» On ne doit pas s’accoutumer à la menace terroriste « 

Le professeur de psychologie israélien Mooli Lahad est spécialiste du stress post-traumatique lié aux actes terroristes. Il a formé des médecins à cette discipline dans le monde entier pour prodiguer ses conseils.

Le Vif/L’Express : La France connaît pour la première fois un attentat suicide sur son territoire. Le recours à ce procédé extrême ajoute-t-il au choc psychologique pour la population ?

Mooli Lahad : Les attaques terroristes produisent un traumatisme spécifique, comparé à un tremblement de terre ou à un tsunami. Pour aller et venir en confiance parmi ses semblables, l’être humain bâtit un sentiment global de sécurité. L’idée qu’un autre puisse risquer sa vie dans le seul but de le tuer, lui, un parfait inconnu, n’est pas une hypothèse plausible en temps normal. Encore moins si cet autre choisit de se suicider. L’événement est dévastateur pour le système de défense psychique des individus. D’où la peur, et le réflexe de ne plus sortir de sa maison.

Rester chez soi, c’est le signe d’un traumatisme ?

Limiter ses déplacements, éviter les endroits très fréquentés comme les gares ou les cinémas constituent des attitudes naturelles lorsqu’on les adopte juste pendant quelques jours, voire quelques semaines. Au-delà, ces comportements peuvent révéler un syndrome de stress post-traumatique, qui nécessite un accompagnement psychologique. Souvent, les intéressés n’en ont même pas conscience.

Qui est susceptible d’être touché ?

Notre expérience, à l’échelle mondiale, montre que 7 à 10 % de la population conserve ce sentiment de peur plusieurs mois après les événements. Les attentats du 13 novembre à Paris ont causé quelques 400 morts et blessés. En extrapolant à leur entourage, environ 4 000 personnes se trouvent sérieusement exposées à ce risque.

En quoi consistent vos méthodes ?

Nous avons défini deux cercles d’intervention qui tiennent compte de la vulnérabilité des individus. Le premier, celui des victimes directes, nécessite un soutien individuel, en face à face avec un thérapeute. La problématique est différente pour le deuxième cercle, celui des victimes indirectes, les simples témoins des événements, les pompiers ou les services de secours. Pour ces derniers, la participation à des groupes de parole animés par un professionnel constitue la bonne thérapie. Entendre des récits similaires au leur, constater que leur ressenti est partagé est le meilleur traitement possible. Les victimes directes, au contraire, doivent être protégées des témoignages et des images concernant les attentats, qui aggravent le traumatisme.

Un pays peut-il apprendre à vivre avec la menace terroriste ?

Je ne souhaite pas aux Français de s’habituer à ce danger. Après une période d’attaques terroristes intensives, comme en Irlande du Nord dans les années 1980 ou en Israël, il se produit une forme d’accoutumance, qui rend la situation collectivement plus supportable.
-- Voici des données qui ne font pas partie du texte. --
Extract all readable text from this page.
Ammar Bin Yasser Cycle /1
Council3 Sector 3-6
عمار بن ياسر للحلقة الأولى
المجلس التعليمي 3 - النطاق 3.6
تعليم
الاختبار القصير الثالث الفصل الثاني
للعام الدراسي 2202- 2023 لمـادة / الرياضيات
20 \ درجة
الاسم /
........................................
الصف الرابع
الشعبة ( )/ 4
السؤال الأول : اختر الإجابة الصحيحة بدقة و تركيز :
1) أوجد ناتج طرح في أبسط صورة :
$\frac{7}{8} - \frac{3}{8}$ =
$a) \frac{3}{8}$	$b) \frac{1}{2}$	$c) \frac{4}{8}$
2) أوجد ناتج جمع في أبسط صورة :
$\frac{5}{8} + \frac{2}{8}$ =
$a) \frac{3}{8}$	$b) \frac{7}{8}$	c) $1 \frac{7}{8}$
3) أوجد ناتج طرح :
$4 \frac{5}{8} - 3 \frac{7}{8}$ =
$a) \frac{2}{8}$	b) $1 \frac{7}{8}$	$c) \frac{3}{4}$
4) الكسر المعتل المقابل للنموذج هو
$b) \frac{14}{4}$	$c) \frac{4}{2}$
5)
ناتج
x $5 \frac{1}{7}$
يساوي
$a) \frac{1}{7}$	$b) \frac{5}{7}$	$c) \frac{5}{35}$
Le problème, c’est que la sensibilité à la violence diminue dans la même proportion. Les citoyens tolèrent davantage de souffrances. Le prix social à payer est alors élevé.

Est-il est donc possible, selon vous, de se reconstruire après de tels drames ?

L’être humain est l’animal le plus résilient qui soit. La routine appelle la routine, et la plupart des gens vont reprendre assez vite une vie normale. Il faut être attentif à la petite minorité des plus fragiles, en sachant que le rythme de la reconstruction psychologique peut être très différent d’une personne à l’autre. Pour certains, c’est l’affaire de deux jours. Pour d’autres, cela peut prendre plusieurs mois. Mais le traumatisme n’est pas éternel.